Is that efficient? Yes and no. Yes, because people can focus on their own tasks and are not troubled by all kinds of additional explanations, requests or changes. The tasks are standardised and as long as the data analysts are involved in the study set-up, the study will likely be performed as required. However, when people do not understand the challenges that the other departments face, there will an efficiency loss to some extend, . For example, what does the data analyst know of the challenges during data collection. What to do when data is invalid or unavailable at collection time? What to do when the answer cannot be entered into the eCRF? How to handle text entries? The data collection people decide what data is valid to use and the data manager, afterwards, decides whether the data seems right for analysis. However, all the choices that are made during collection and data management might have an effect on the final analysis results.
These challenges are much bigger when real world data (RWD) is used for clinical trials. The efficient way to use this data directly for clinical research is to have a direct link between the patients’ health records and the clinical database without human interaction. After signing the informed consent, the required data will then be transferred to the clinical study database.

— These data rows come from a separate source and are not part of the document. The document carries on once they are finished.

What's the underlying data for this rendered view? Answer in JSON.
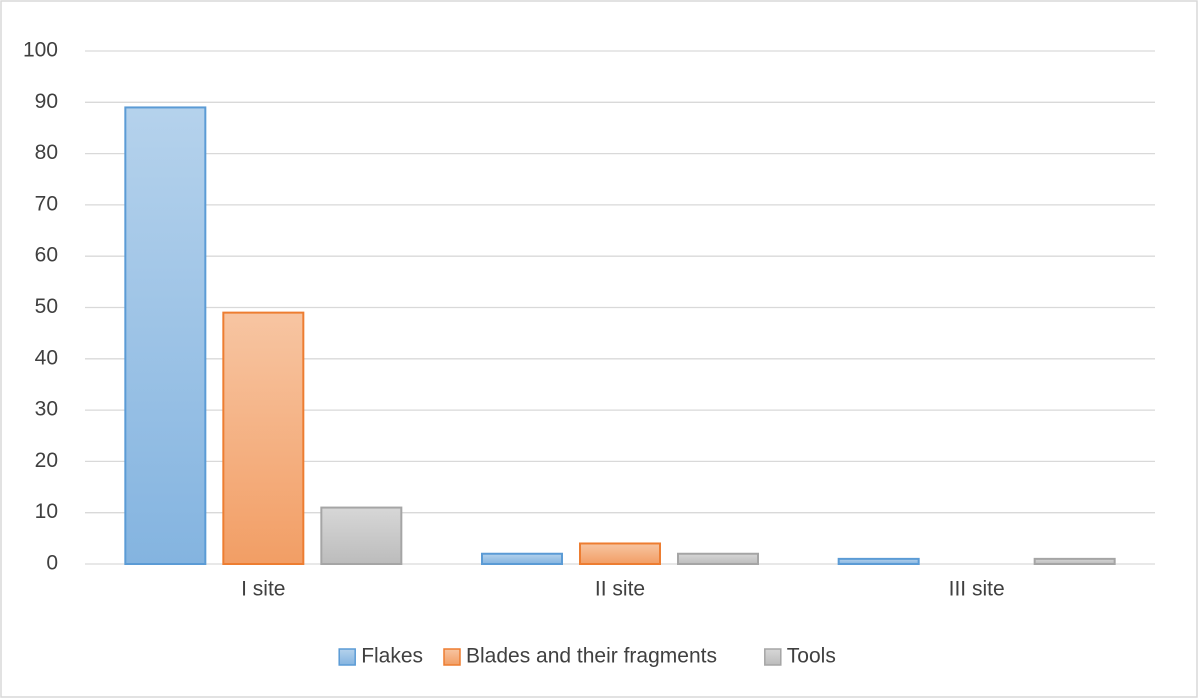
{
  "chart_data": {
    "type": "bar",
    "categories": [
      "I site",
      "II site",
      "III site"
    ],
    "series": [
      {
        "name": "Flakes",
        "color": "#5b9bd5",
        "values": [
          89,
          2,
          1
        ]
      },
      {
        "name": "Blades and their fragments",
        "color": "#ed7d31",
        "values": [
          49,
          4,
          0
        ]
      },
      {
        "name": "Tools",
        "color": "#a5a5a5",
        "values": [
          11,
          2,
          1
        ]
      }
    ],
    "ylim": [
      0,
      100
    ],
    "yticks": [
      0,
      10,
      20,
      30,
      40,
      50,
      60,
      70,
      80,
      90,
      100
    ],
    "grid": true,
    "legend": "bottom"
  }
}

However, electronic health record systems are not designed for clinical studies and data is entered by physicians, only because they need to do it because of regulations or because of their own interests. The physician already loses too much time in entering all the data during patient visits, so they are not likely to add entries they think are unnecessary. In addition, depending on the system they use, they will enter a lot of information in free text fields, because that is easier. It requires good text mining techniques to be able to use this additional data which contains often a lot of valuable information.

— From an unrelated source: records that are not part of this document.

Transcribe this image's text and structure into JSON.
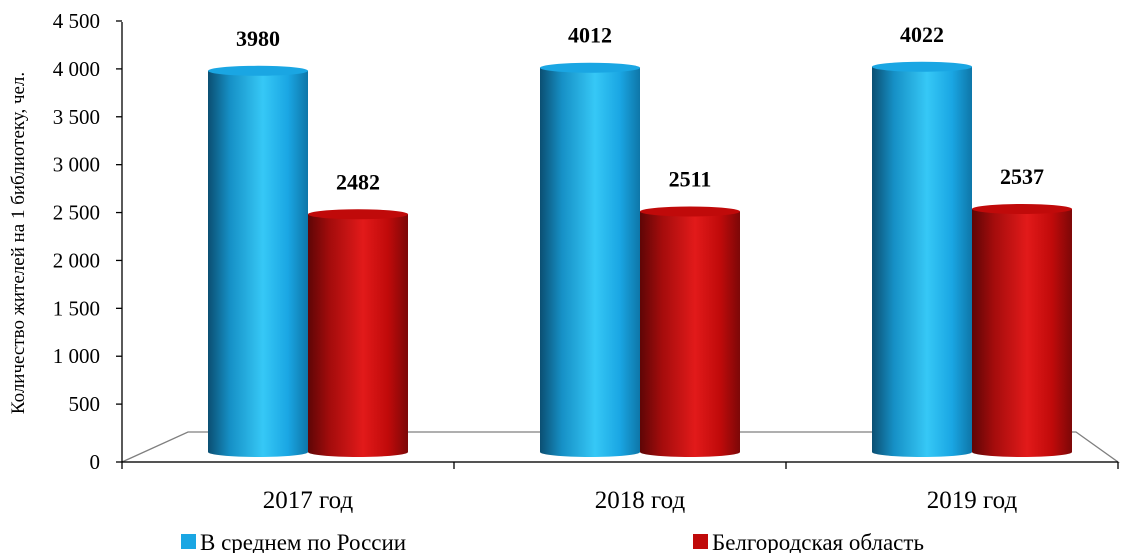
{
  "chart_data": {
    "type": "bar",
    "title": "",
    "xlabel": "",
    "ylabel": "Количество жителей на 1 библиотеку, чел.",
    "ylim": [
      0,
      4500
    ],
    "yticks": [
      0,
      500,
      1000,
      1500,
      2000,
      2500,
      3000,
      3500,
      4000,
      4500
    ],
    "ytick_labels": [
      "0",
      "500",
      "1 000",
      "1 500",
      "2 000",
      "2 500",
      "3 000",
      "3 500",
      "4 000",
      "4 500"
    ],
    "categories": [
      "2017 год",
      "2018 год",
      "2019 год"
    ],
    "series": [
      {
        "name": "В среднем по России",
        "values": [
          3980,
          4012,
          4022
        ],
        "labels": [
          "3980",
          "4012",
          "4022"
        ],
        "color": "#1aa6e3"
      },
      {
        "name": "Белгородская область",
        "values": [
          2482,
          2511,
          2537
        ],
        "labels": [
          "2482",
          "2511",
          "2537"
        ],
        "color": "#c00a0a"
      }
    ],
    "legend_position": "bottom",
    "grid": false,
    "style": "3d-cylinder"
  }
}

There are big differences between the various information systems that are used in clinical practice. But also will different groups of physicians, for example working in different hospitals, have different protocols which has an effect on where and how well they register their data. We need a thorough understanding of the registration processes and the systems they use to be able to efficiently and correctly use their data for research.

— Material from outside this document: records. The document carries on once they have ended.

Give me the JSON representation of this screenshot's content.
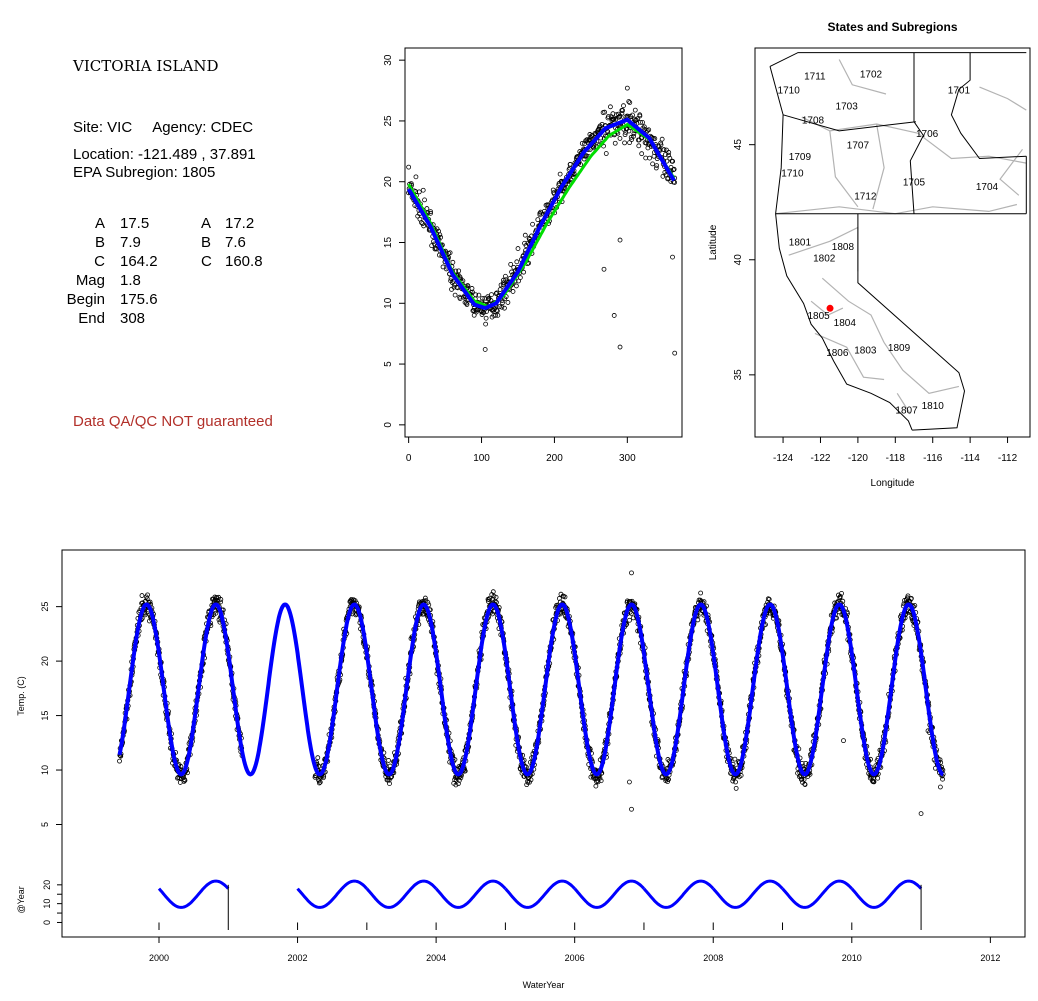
{
  "info": {
    "site_title": "VICTORIA ISLAND",
    "site_line": "Site: VIC     Agency: CDEC",
    "location_line": "Location: -121.489 , 37.891",
    "subregion_line": "EPA Subregion: 1805",
    "coefficients": {
      "left": [
        {
          "label": "A",
          "value": "17.5"
        },
        {
          "label": "B",
          "value": "7.9"
        },
        {
          "label": "C",
          "value": "164.2"
        },
        {
          "label": "Mag",
          "value": "1.8"
        },
        {
          "label": "Begin",
          "value": "175.6"
        },
        {
          "label": "End",
          "value": "308"
        }
      ],
      "right": [
        {
          "label": "A",
          "value": "17.2"
        },
        {
          "label": "B",
          "value": "7.6"
        },
        {
          "label": "C",
          "value": "160.8"
        }
      ]
    },
    "qa_note": "Data QA/QC NOT guaranteed"
  },
  "chart_data": [
    {
      "id": "seasonal-fit",
      "type": "scatter",
      "title": "",
      "xlabel": "",
      "ylabel": "",
      "xlim": [
        -5,
        375
      ],
      "ylim": [
        -1,
        31
      ],
      "x_ticks": [
        0,
        100,
        200,
        300
      ],
      "y_ticks": [
        0,
        5,
        10,
        15,
        20,
        25,
        30
      ],
      "grid": false,
      "observations": {
        "description_shape": "daily water temperature by day of water year",
        "points": [
          [
            0,
            21.2
          ],
          [
            10,
            20.4
          ],
          [
            20,
            19.3
          ],
          [
            30,
            17.4
          ],
          [
            40,
            15.3
          ],
          [
            50,
            13.4
          ],
          [
            60,
            11.7
          ],
          [
            70,
            10.5
          ],
          [
            80,
            9.9
          ],
          [
            90,
            9.6
          ],
          [
            100,
            9.3
          ],
          [
            105,
            6.2
          ],
          [
            110,
            9.9
          ],
          [
            120,
            10.8
          ],
          [
            130,
            11.9
          ],
          [
            140,
            13.2
          ],
          [
            150,
            14.5
          ],
          [
            160,
            15.6
          ],
          [
            170,
            16.5
          ],
          [
            180,
            17.4
          ],
          [
            190,
            18.1
          ],
          [
            200,
            19.0
          ],
          [
            210,
            20.0
          ],
          [
            220,
            21.0
          ],
          [
            230,
            21.9
          ],
          [
            240,
            22.7
          ],
          [
            250,
            23.4
          ],
          [
            260,
            24.0
          ],
          [
            270,
            24.6
          ],
          [
            280,
            25.1
          ],
          [
            290,
            25.4
          ],
          [
            300,
            27.7
          ],
          [
            310,
            24.2
          ],
          [
            320,
            23.6
          ],
          [
            330,
            23.1
          ],
          [
            340,
            22.5
          ],
          [
            350,
            21.7
          ],
          [
            360,
            20.9
          ],
          [
            365,
            20.3
          ],
          [
            268,
            12.8
          ],
          [
            282,
            9.0
          ],
          [
            290,
            6.4
          ],
          [
            290,
            15.2
          ],
          [
            362,
            13.8
          ],
          [
            365,
            5.9
          ]
        ]
      },
      "series": [
        {
          "color": "#0000ff",
          "fit": [
            [
              0,
              19.4
            ],
            [
              30,
              16.3
            ],
            [
              60,
              12.4
            ],
            [
              90,
              9.9
            ],
            [
              105,
              9.6
            ],
            [
              120,
              10.0
            ],
            [
              150,
              12.6
            ],
            [
              180,
              16.3
            ],
            [
              210,
              19.6
            ],
            [
              240,
              22.4
            ],
            [
              270,
              24.4
            ],
            [
              300,
              25.1
            ],
            [
              330,
              23.6
            ],
            [
              365,
              20.0
            ]
          ]
        },
        {
          "color": "#00dd00",
          "fit": [
            [
              0,
              19.8
            ],
            [
              30,
              16.6
            ],
            [
              60,
              12.6
            ],
            [
              90,
              10.2
            ],
            [
              110,
              9.7
            ],
            [
              130,
              10.6
            ],
            [
              160,
              13.3
            ],
            [
              190,
              16.6
            ],
            [
              220,
              19.5
            ],
            [
              250,
              22.1
            ],
            [
              275,
              23.8
            ],
            [
              300,
              24.7
            ],
            [
              330,
              23.5
            ],
            [
              365,
              20.2
            ]
          ]
        }
      ]
    },
    {
      "id": "subregion-map",
      "type": "map",
      "title": "States and Subregions",
      "xlabel": "Longitude",
      "ylabel": "Latitude",
      "xlim": [
        -125.5,
        -110.8
      ],
      "ylim": [
        32.3,
        49.2
      ],
      "x_ticks": [
        -124,
        -122,
        -120,
        -118,
        -116,
        -114,
        -112
      ],
      "y_ticks": [
        35,
        40,
        45
      ],
      "site_marker": {
        "lon": -121.489,
        "lat": 37.891,
        "color": "#ff0000"
      },
      "region_labels": [
        {
          "label": "1702",
          "lon": -119.3,
          "lat": 48.1
        },
        {
          "label": "1711",
          "lon": -122.3,
          "lat": 48.0
        },
        {
          "label": "1710",
          "lon": -123.7,
          "lat": 47.4
        },
        {
          "label": "1701",
          "lon": -114.6,
          "lat": 47.4
        },
        {
          "label": "1703",
          "lon": -120.6,
          "lat": 46.7
        },
        {
          "label": "1708",
          "lon": -122.4,
          "lat": 46.1
        },
        {
          "label": "1706",
          "lon": -116.3,
          "lat": 45.5
        },
        {
          "label": "1707",
          "lon": -120.0,
          "lat": 45.0
        },
        {
          "label": "1709",
          "lon": -123.1,
          "lat": 44.5
        },
        {
          "label": "1710",
          "lon": -123.5,
          "lat": 43.8
        },
        {
          "label": "1705",
          "lon": -117.0,
          "lat": 43.4
        },
        {
          "label": "1704",
          "lon": -113.1,
          "lat": 43.2
        },
        {
          "label": "1712",
          "lon": -119.6,
          "lat": 42.8
        },
        {
          "label": "1801",
          "lon": -123.1,
          "lat": 40.8
        },
        {
          "label": "1808",
          "lon": -120.8,
          "lat": 40.6
        },
        {
          "label": "1802",
          "lon": -121.8,
          "lat": 40.1
        },
        {
          "label": "1805",
          "lon": -122.1,
          "lat": 37.6
        },
        {
          "label": "1804",
          "lon": -120.7,
          "lat": 37.3
        },
        {
          "label": "1806",
          "lon": -121.1,
          "lat": 36.0
        },
        {
          "label": "1803",
          "lon": -119.6,
          "lat": 36.1
        },
        {
          "label": "1809",
          "lon": -117.8,
          "lat": 36.2
        },
        {
          "label": "1810",
          "lon": -116.0,
          "lat": 33.7
        },
        {
          "label": "1807",
          "lon": -117.4,
          "lat": 33.5
        }
      ]
    },
    {
      "id": "time-series",
      "type": "line",
      "title": "",
      "xlabel": "WaterYear",
      "ylabel": "Temp. (C)",
      "xlim": [
        1998.6,
        2012.5
      ],
      "ylim": [
        2.2,
        30.2
      ],
      "x_ticks": [
        2000,
        2002,
        2004,
        2006,
        2008,
        2010,
        2012
      ],
      "y_ticks": [
        5,
        10,
        15,
        20,
        25
      ],
      "temperature_fit": {
        "color": "#0000ff",
        "start": 1999.43,
        "end": 2011.32,
        "mean": 17.4,
        "amplitude": 7.8,
        "peak_phase": 0.82
      },
      "observations": {
        "missing_span": [
          2001.2,
          2002.25
        ],
        "outliers": [
          [
            2006.82,
            28.1
          ],
          [
            2006.82,
            6.4
          ],
          [
            2006.79,
            8.9
          ],
          [
            2009.88,
            12.7
          ],
          [
            2011.0,
            6.0
          ],
          [
            2011.1,
            13.6
          ]
        ]
      },
      "year_panel": {
        "ylabel": "@Year",
        "y_ticks": [
          0,
          10,
          20
        ],
        "y_tick_labels_extra": [
          5,
          15
        ],
        "ylim": [
          -4,
          30
        ],
        "segments": [
          [
            2000,
            2001
          ],
          [
            2002,
            2003
          ],
          [
            2003,
            2004
          ],
          [
            2004,
            2005
          ],
          [
            2005,
            2006
          ],
          [
            2006,
            2007
          ],
          [
            2007,
            2008
          ],
          [
            2008,
            2009
          ],
          [
            2009,
            2010
          ],
          [
            2010,
            2011
          ]
        ]
      }
    }
  ]
}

It is impossible to standardize all the data that might be needed for research beforehand. It is also impossible to make the right choices in data selection and data enrichment without a deep understanding of the challenges and choices that are made for the specific study analysis. Therefore, before a study starts an anonymous review of the necessary data and possibly available data will give insight in most of the challenges and corresponding solutions. These have to be discussed and handled beforehand in cooperation with those who select, enrich and analyse the data. Most of the issues are then solved beforehand and in addition alerts are to be specified to identify any new issues.
So, when using real world data, the process will change from data collection, data management and data analysis towards data selection, data enrichment and data analysis whereby the interaction between people performing these activities will have to be optimal to get an efficient and fast clinical study data process. Then the barriers need to go down and close cooperation will improve the efficiency in the total clinical data process.